I must apologize for not replying to last week's comments, and further apologize for not doing my usual blog visits. I'm preparing for a workshop and have been a little stretched for time.
I may not be able to reply to comments or visit blogs again this week, but I should be back into my normal routine next week!
Because of time constraints, I'm recycling a post today. Below is an article I wrote for Romantic Friday Writers during a blog tour in the fall. If you missed it then, hope you'll find it useful now!
Now is the best possible time to be a writer! With the advent of online publishing and e-books, authors can publish their own work. However, if you’re considering going independent, keep these tips in mind so you can create the most professional product possible:
Write a Great Story – Although your mother and your friends will love your book, make sure other writers have read it and given you an honest opinion. Join a local or online writers group or find a critique partner if you don’t have one already. If you need to, Google Online Writing Groups or Critique Groups. To hone your skills, don’t only read books on craft, read books similar to what you love to write—that’s a great teaching tool in itself. Some of my favorite craft books include Strunk and White’s The Element’s of Style, Stephen King’s On Writing, Leigh Michaels’s On Writing Romance, Debra Dixon’s Goal, Motivation and Conflict and Robert Masello’s Robert’s Rule’s of Writing.
Edit - Once you’ve completed your novel, have it professionally edited. You cannot edit your own work! Once you’ve worked on a piece for months or years, it’s very easy to overlook left out words, typos and misspellings (been there, done that). An editor will not only catch these mistakes, but he/she can also help fine tune your finished product by re-crafting sentences or cutting unnecessary words to improve the flow of your story. If you don’t know of an editor, Google eBook Editing Services.
Format - Format your book correctly! Formatting an e-book isn’t difficult, but it is tedious, not to mention a little overwhelming for the non-technical among us—of which I am one! I did my own formatting for the Kindle and Nook versions of my books, so if I can do it anyone can. The Smashwords Style Guide (free) walks you through the formatting process step by step to prepare your manuscript for upload to their site. The same formatting can be used for Barnes and Noble Pubit. Amazon guidelines are different, but very easy to follow. However, if you don’t have time for the task, or you’re more comfortable letting a pro do it, there are many out there who’ll do it for a reasonable price. Just Google eBook Formatting Services.
Design an Eye-catching Cover – Your cover is the first impression your book makes on the outside world, so it needs to grab your readers’ attention. Even if your story is great, an ugly cover will discourage readers from clicking on it. Hire a professional artist to create an awesome cover for you! Google eBook Cover Design if you need help finding one.

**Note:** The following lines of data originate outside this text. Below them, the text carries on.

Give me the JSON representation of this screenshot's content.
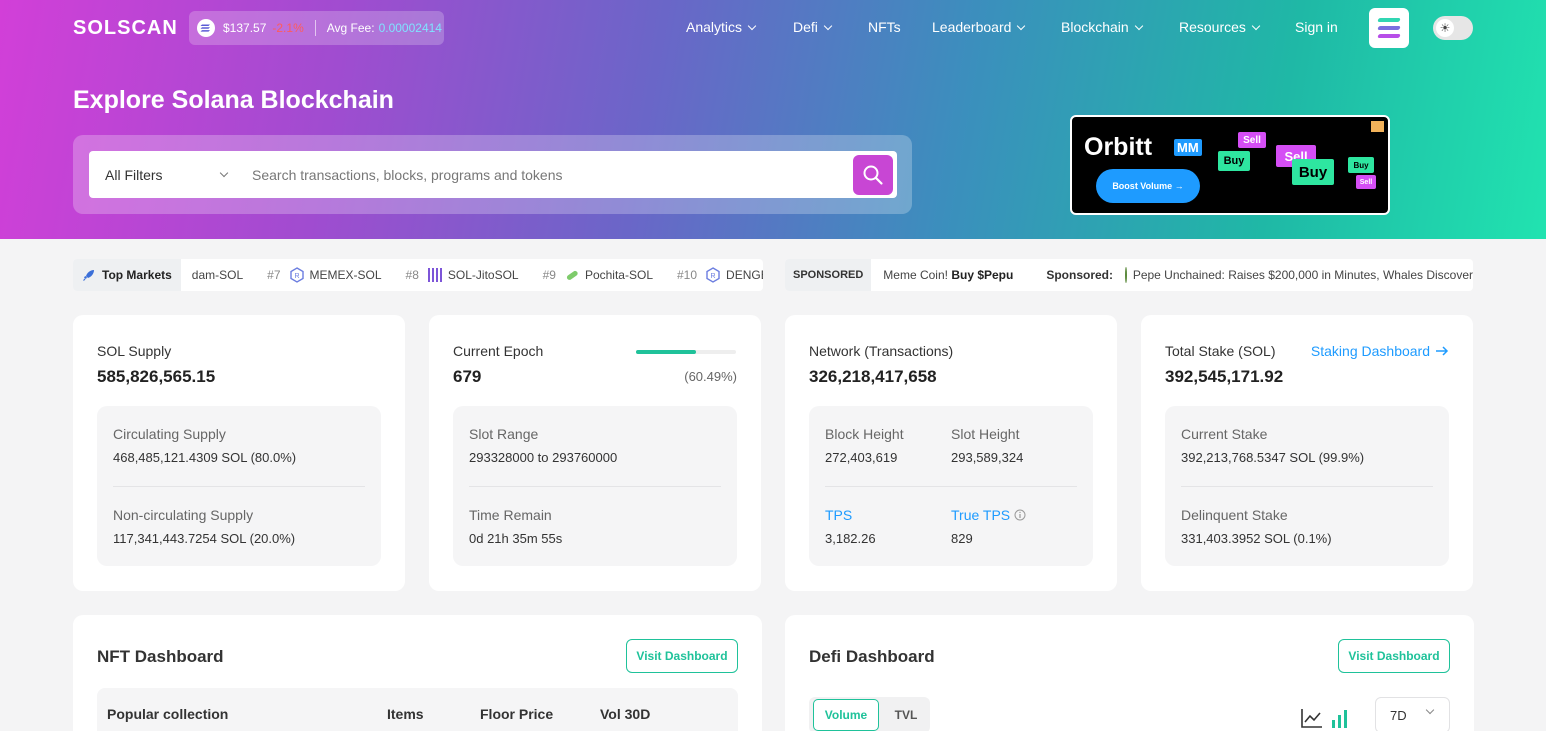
{
  "header": {
    "logo": "SOLSCAN",
    "price": "$137.57",
    "price_change": "-2.1%",
    "fee_label": "Avg Fee:",
    "fee_value": "0.00002414",
    "nav": [
      {
        "label": "Analytics",
        "dropdown": true
      },
      {
        "label": "Defi",
        "dropdown": true
      },
      {
        "label": "NFTs",
        "dropdown": false
      },
      {
        "label": "Leaderboard",
        "dropdown": true
      },
      {
        "label": "Blockchain",
        "dropdown": true
      },
      {
        "label": "Resources",
        "dropdown": true
      },
      {
        "label": "Sign in",
        "dropdown": false
      }
    ]
  },
  "hero": {
    "title": "Explore Solana Blockchain",
    "filter": "All Filters",
    "search_placeholder": "Search transactions, blocks, programs and tokens"
  },
  "ad": {
    "title": "Orbitt",
    "badge": "MM",
    "cta": "Boost Volume",
    "bubbles": [
      "Sell",
      "Buy",
      "Sell",
      "Buy",
      "Buy",
      "Sell"
    ]
  },
  "ticker": {
    "label": "Top Markets",
    "items": [
      {
        "rank": "",
        "name": "dam-SOL"
      },
      {
        "rank": "#7",
        "name": "MEMEX-SOL"
      },
      {
        "rank": "#8",
        "name": "SOL-JitoSOL"
      },
      {
        "rank": "#9",
        "name": "Pochita-SOL"
      },
      {
        "rank": "#10",
        "name": "DENGB"
      }
    ]
  },
  "sponsored": {
    "tag": "SPONSORED",
    "text_plain": "Meme Coin!",
    "text_bold": "Buy $Pepu",
    "label": "Sponsored:",
    "headline": "Pepe Unchained: Raises $200,000 in Minutes, Whales Discover"
  },
  "cards": {
    "supply": {
      "label": "SOL Supply",
      "value": "585,826,565.15",
      "circ_label": "Circulating Supply",
      "circ_value": "468,485,121.4309 SOL (80.0%)",
      "noncirc_label": "Non-circulating Supply",
      "noncirc_value": "117,341,443.7254 SOL (20.0%)"
    },
    "epoch": {
      "label": "Current Epoch",
      "value": "679",
      "progress": 0.6049,
      "pct": "(60.49%)",
      "slot_label": "Slot Range",
      "slot_value": "293328000 to 293760000",
      "time_label": "Time Remain",
      "time_value": "0d 21h 35m 55s"
    },
    "network": {
      "label": "Network (Transactions)",
      "value": "326,218,417,658",
      "block_label": "Block Height",
      "block_value": "272,403,619",
      "slot_label": "Slot Height",
      "slot_value": "293,589,324",
      "tps_label": "TPS",
      "tps_value": "3,182.26",
      "true_tps_label": "True TPS",
      "true_tps_value": "829"
    },
    "stake": {
      "label": "Total Stake (SOL)",
      "link": "Staking Dashboard",
      "value": "392,545,171.92",
      "current_label": "Current Stake",
      "current_value": "392,213,768.5347 SOL (99.9%)",
      "delinq_label": "Delinquent Stake",
      "delinq_value": "331,403.3952 SOL (0.1%)"
    }
  },
  "nft_dashboard": {
    "title": "NFT Dashboard",
    "button": "Visit Dashboard",
    "columns": [
      "Popular collection",
      "Items",
      "Floor Price",
      "Vol 30D"
    ]
  },
  "defi_dashboard": {
    "title": "Defi Dashboard",
    "button": "Visit Dashboard",
    "tabs": [
      "Volume",
      "TVL"
    ],
    "period": "7D"
  },
  "colors": {
    "accent": "#1fc29a",
    "link": "#1e9bff",
    "search_button": "#c846d4"
  }
}
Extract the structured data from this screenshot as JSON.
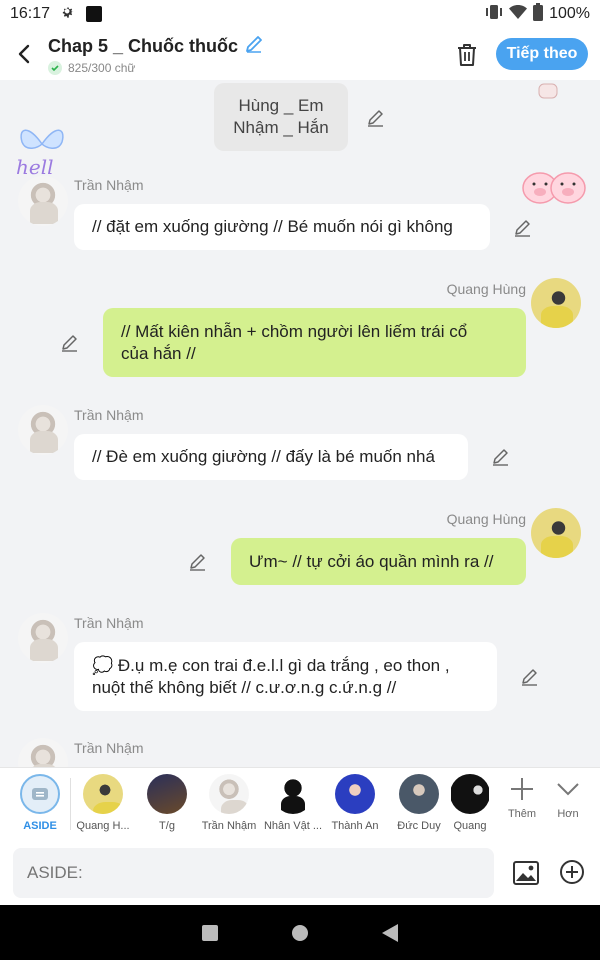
{
  "status_bar": {
    "time": "16:17",
    "battery": "100%"
  },
  "header": {
    "title": "Chap 5 _ Chuốc thuốc",
    "word_count": "825/300 chữ",
    "next_label": "Tiếp theo",
    "accent": "#4aa3f0"
  },
  "chat": {
    "narration": {
      "line1": "Hùng _ Em",
      "line2": "Nhậm _ Hắn"
    },
    "messages": [
      {
        "sender": "Trần Nhậm",
        "side": "left",
        "text": "// đặt em xuống giường // Bé muốn nói gì không"
      },
      {
        "sender": "Quang Hùng",
        "side": "right",
        "line1": "// Mất kiên nhẫn + chồm người lên liếm trái cổ",
        "line2": "của hắn //"
      },
      {
        "sender": "Trần Nhậm",
        "side": "left",
        "text": "// Đè em xuống giường // đấy là bé muốn nhá"
      },
      {
        "sender": "Quang Hùng",
        "side": "right",
        "text": "Ưm~ // tự cởi áo quần mình ra //"
      },
      {
        "sender": "Trần Nhậm",
        "side": "left",
        "line1": "💭 Đ.ụ m.ẹ con trai đ.e.l.l gì da trắng , eo thon ,",
        "line2": "nuột thế không biết // c.ư.ơ.n.g c.ứ.n.g //"
      },
      {
        "sender": "Trần Nhậm",
        "side": "left",
        "text": ""
      }
    ],
    "bubble_green": "#d4f08f"
  },
  "characters": [
    {
      "label": "ASIDE",
      "icon": "aside-icon"
    },
    {
      "label": "Quang H..."
    },
    {
      "label": "T/g"
    },
    {
      "label": "Trần Nhậm"
    },
    {
      "label": "Nhân Vật ..."
    },
    {
      "label": "Thành An"
    },
    {
      "label": "Đức Duy"
    },
    {
      "label": "Quang"
    }
  ],
  "more": {
    "add_label": "Thêm",
    "more_label": "Hơn"
  },
  "input": {
    "placeholder": "ASIDE:"
  },
  "sticker_text": "hell"
}
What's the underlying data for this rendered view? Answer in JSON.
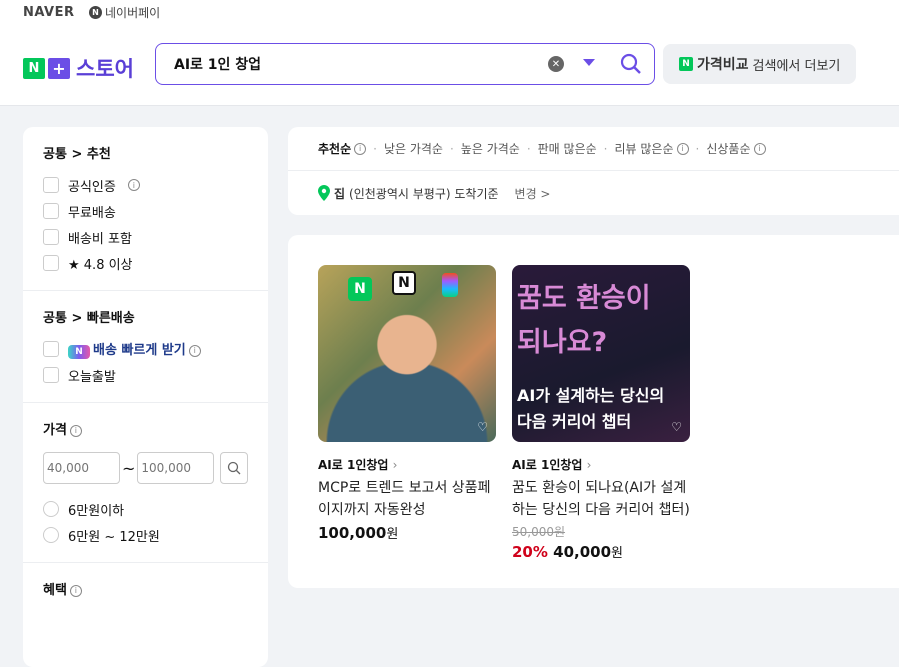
{
  "header": {
    "naver": "NAVER",
    "npay": "네이버페이",
    "logo_text": "스토어",
    "search_value": "AI로 1인 창업",
    "compare_brand": "가격비교",
    "compare_text": "검색에서 더보기"
  },
  "sidebar": {
    "sec1_title": "공통 > 추천",
    "sec1": [
      "공식인증",
      "무료배송",
      "배송비 포함",
      "★ 4.8 이상"
    ],
    "sec2_title": "공통 > 빠른배송",
    "fast": "배송 빠르게 받기",
    "today": "오늘출발",
    "price_title": "가격",
    "price_min_ph": "40,000",
    "price_max_ph": "100,000",
    "tilde": "~",
    "ranges": [
      "6만원이하",
      "6만원 ~ 12만원"
    ],
    "benefit_title": "혜택"
  },
  "sort": {
    "options": [
      "추천순",
      "낮은 가격순",
      "높은 가격순",
      "판매 많은순",
      "리뷰 많은순",
      "신상품순"
    ],
    "loc_bold": "집",
    "loc_text": "(인천광역시 부평구) 도착기준",
    "change": "변경 >"
  },
  "products": [
    {
      "store": "AI로 1인창업",
      "title": "MCP로 트렌드 보고서 상품페이지까지 자동완성",
      "price": "100,000",
      "won": "원"
    },
    {
      "store": "AI로 1인창업",
      "title": "꿈도 환승이 되나요(AI가 설계하는 당신의 다음 커리어 챕터)",
      "orig": "50,000원",
      "discount": "20%",
      "price": "40,000",
      "won": "원",
      "img_line1": "꿈도 환승이",
      "img_line2": "되나요?",
      "img_line3": "AI가 설계하는 당신의",
      "img_line4": "다음 커리어 챕터"
    }
  ]
}
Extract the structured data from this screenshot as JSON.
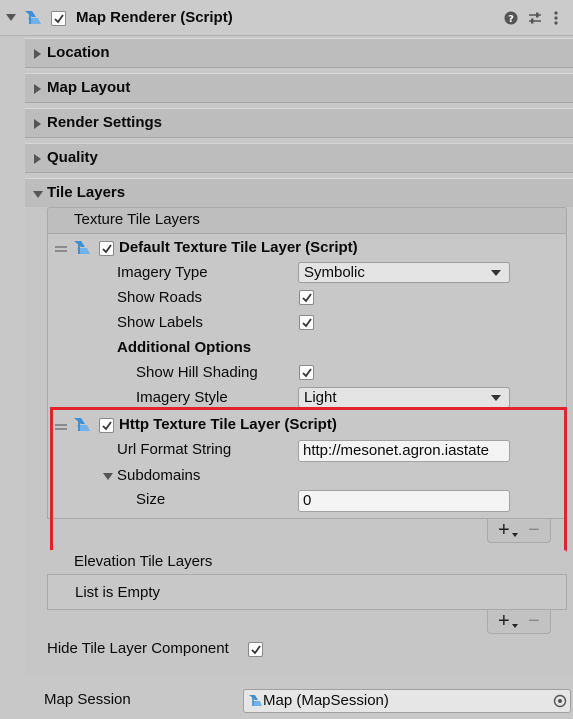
{
  "component": {
    "title": "Map Renderer (Script)",
    "icons": [
      "help-icon",
      "presets-icon",
      "more-icon"
    ]
  },
  "foldouts": {
    "location": "Location",
    "map_layout": "Map Layout",
    "render_settings": "Render Settings",
    "quality": "Quality",
    "tile_layers": "Tile Layers"
  },
  "texture_tile_layers": {
    "header": "Texture Tile Layers",
    "default_layer": {
      "title": "Default Texture Tile Layer (Script)",
      "imagery_type_label": "Imagery Type",
      "imagery_type_value": "Symbolic",
      "show_roads_label": "Show Roads",
      "show_labels_label": "Show Labels",
      "additional_options_label": "Additional Options",
      "show_hill_shading_label": "Show Hill Shading",
      "imagery_style_label": "Imagery Style",
      "imagery_style_value": "Light"
    },
    "http_layer": {
      "title": "Http Texture Tile Layer (Script)",
      "url_label": "Url Format String",
      "url_value": "http://mesonet.agron.iastate",
      "subdomains_label": "Subdomains",
      "size_label": "Size",
      "size_value": "0"
    },
    "plus": "+",
    "minus": "−"
  },
  "elevation_tile_layers": {
    "header": "Elevation Tile Layers",
    "empty_text": "List is Empty",
    "plus": "+",
    "minus": "−"
  },
  "hide_tile_layer_label": "Hide Tile Layer Component",
  "map_session": {
    "label": "Map Session",
    "value": "Map (MapSession)"
  },
  "colors": {
    "highlight_box": "#e0242e",
    "icon_blue": "#3d8fd6"
  }
}
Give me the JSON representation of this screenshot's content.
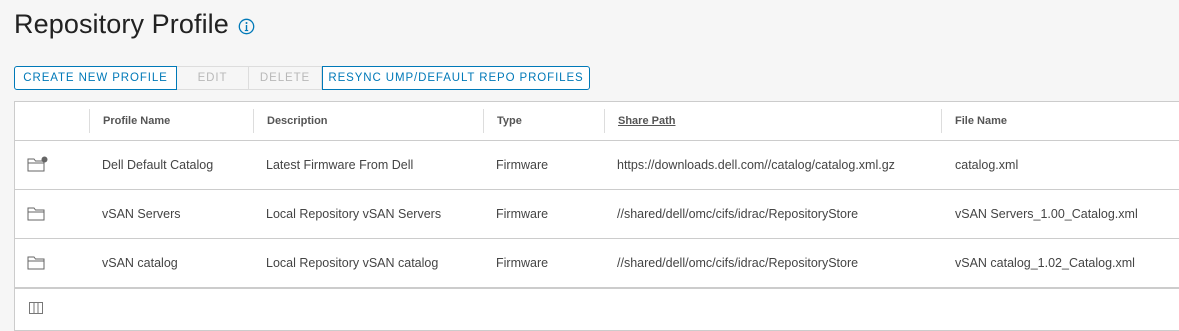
{
  "page": {
    "title": "Repository Profile",
    "info_icon": "info-circle-icon"
  },
  "toolbar": {
    "create_label": "CREATE NEW PROFILE",
    "edit_label": "EDIT",
    "delete_label": "DELETE",
    "resync_label": "RESYNC UMP/DEFAULT REPO PROFILES"
  },
  "table": {
    "columns": [
      "Profile Name",
      "Description",
      "Type",
      "Share Path",
      "File Name"
    ],
    "rows": [
      {
        "icon": "folder-sync-icon",
        "profile_name": "Dell Default Catalog",
        "description": "Latest Firmware From Dell",
        "type": "Firmware",
        "share_path": "https://downloads.dell.com//catalog/catalog.xml.gz",
        "file_name": "catalog.xml"
      },
      {
        "icon": "folder-icon",
        "profile_name": "vSAN Servers",
        "description": "Local Repository vSAN Servers",
        "type": "Firmware",
        "share_path": "//shared/dell/omc/cifs/idrac/RepositoryStore",
        "file_name": "vSAN Servers_1.00_Catalog.xml"
      },
      {
        "icon": "folder-icon",
        "profile_name": "vSAN catalog",
        "description": "Local Repository vSAN catalog",
        "type": "Firmware",
        "share_path": "//shared/dell/omc/cifs/idrac/RepositoryStore",
        "file_name": "vSAN catalog_1.02_Catalog.xml"
      }
    ],
    "footer_icon": "column-toggle-icon"
  },
  "colors": {
    "accent": "#0079b8",
    "disabled": "#b8b8b8",
    "background": "#f6f6f6",
    "border": "#cccccc"
  }
}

These are just a few tips, but some of the most important. However, if you’re seriously thinking about going indie, I highly recommend reading some sources that will give you a thorough overview of what to expect before taking the plunge! Jeff Bennington’s The Indie Author’s Guide to the Universe is great. I finished it recently, and wish I could have read it before I dove in blindfolded!
Just a few last words. You might have writer friends who are experts in all of the above, but not the money to pay them. Indies are usually on a shoestring budget, so don’t hesitate to barter services. Can you edit, proofread or be a beta reader? Exchange that service with a writer friend who’s a graphic designer.
Have you independently published your book? If so, what are some important tips you’d like to share?